Brownings Film, der ja nicht direkt auf Stokers Roman, sondern auf Hamilton Deanes Bühnenstück basiert, entbirgt über die Inszenierung seiner Motive jedenfalls die vielleicht verdeckten Bezüge beider Stoffe zueinander. Etliche der nächtlichen Stadtaufnahmen ähneln in Perspektive und Ausschnitt stark den Vorgängern "The Lodger" und "Die Büchse der Pandora".

***

Mir ist vor allem die ungemeine Zurückhaltung von Brownings Film aufgefallen. Das Grauen bleibt stets der Assoziation des Zuschauers überlassen.

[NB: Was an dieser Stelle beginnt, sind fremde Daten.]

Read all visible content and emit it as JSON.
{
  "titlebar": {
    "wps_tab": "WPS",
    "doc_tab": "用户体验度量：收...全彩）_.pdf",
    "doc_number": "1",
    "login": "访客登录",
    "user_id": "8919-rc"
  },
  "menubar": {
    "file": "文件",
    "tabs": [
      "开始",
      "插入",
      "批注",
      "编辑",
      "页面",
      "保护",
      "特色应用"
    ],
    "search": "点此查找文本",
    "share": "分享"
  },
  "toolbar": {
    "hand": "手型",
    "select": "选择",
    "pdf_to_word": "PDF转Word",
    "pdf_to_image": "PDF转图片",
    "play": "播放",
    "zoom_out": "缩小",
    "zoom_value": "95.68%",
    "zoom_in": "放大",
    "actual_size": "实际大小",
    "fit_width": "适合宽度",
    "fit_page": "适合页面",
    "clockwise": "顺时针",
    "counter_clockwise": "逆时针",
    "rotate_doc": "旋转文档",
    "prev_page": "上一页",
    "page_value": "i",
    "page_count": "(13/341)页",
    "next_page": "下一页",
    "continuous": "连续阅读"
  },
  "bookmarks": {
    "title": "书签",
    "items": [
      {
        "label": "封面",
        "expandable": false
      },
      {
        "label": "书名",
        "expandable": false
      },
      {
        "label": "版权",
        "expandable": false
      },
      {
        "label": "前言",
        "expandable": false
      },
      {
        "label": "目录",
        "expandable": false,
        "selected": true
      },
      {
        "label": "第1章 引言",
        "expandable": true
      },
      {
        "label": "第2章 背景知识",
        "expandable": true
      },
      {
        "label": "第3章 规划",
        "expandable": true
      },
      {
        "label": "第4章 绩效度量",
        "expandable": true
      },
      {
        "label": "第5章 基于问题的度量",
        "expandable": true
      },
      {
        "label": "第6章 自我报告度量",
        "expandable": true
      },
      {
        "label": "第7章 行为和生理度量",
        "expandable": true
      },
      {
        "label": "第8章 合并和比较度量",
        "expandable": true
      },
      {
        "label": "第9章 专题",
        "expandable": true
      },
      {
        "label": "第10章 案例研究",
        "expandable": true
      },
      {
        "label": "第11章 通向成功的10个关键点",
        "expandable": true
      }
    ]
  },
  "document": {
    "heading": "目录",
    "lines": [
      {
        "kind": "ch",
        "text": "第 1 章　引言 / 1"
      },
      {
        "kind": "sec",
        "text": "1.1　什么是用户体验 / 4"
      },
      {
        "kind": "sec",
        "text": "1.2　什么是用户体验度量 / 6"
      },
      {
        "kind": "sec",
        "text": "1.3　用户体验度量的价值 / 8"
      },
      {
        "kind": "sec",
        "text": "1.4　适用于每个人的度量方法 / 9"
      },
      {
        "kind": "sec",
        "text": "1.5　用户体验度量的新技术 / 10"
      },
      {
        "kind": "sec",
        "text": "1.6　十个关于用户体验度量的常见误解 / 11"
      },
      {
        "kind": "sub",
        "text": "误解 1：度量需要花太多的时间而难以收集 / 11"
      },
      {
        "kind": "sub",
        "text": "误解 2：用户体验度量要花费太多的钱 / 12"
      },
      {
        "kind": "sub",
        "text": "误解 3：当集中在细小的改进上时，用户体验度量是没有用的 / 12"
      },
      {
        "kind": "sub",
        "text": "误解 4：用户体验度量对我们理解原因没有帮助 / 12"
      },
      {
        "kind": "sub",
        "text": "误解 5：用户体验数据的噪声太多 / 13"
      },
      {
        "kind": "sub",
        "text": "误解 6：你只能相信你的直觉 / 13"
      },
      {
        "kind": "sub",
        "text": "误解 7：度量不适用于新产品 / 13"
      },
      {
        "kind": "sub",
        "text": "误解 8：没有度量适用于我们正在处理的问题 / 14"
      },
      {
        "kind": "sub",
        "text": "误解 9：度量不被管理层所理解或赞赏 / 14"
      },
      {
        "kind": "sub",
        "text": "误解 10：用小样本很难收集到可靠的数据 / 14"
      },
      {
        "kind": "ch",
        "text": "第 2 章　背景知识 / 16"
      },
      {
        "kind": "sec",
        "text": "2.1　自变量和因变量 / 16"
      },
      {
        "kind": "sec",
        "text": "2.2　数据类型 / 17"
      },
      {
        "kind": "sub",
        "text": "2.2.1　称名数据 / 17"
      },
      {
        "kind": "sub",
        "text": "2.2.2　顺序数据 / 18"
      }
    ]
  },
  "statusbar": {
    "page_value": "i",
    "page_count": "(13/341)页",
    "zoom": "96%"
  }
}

Entweder schwenkt die Kamera weg (etwa, wenn Dracual seinem Sarg entsteigt) oder zeigt nicht, was Gegenstand des Gespräches ist (vor allem die immer wieder erwähnten Wunden an den Hälsen der Opfer). Im Vergleich zur spanischen Fassung, die am selben Set zur selben Zeit gedreht wurde und nichts ausspart, wirkt der Lugosi-Film geradezu "züchtig".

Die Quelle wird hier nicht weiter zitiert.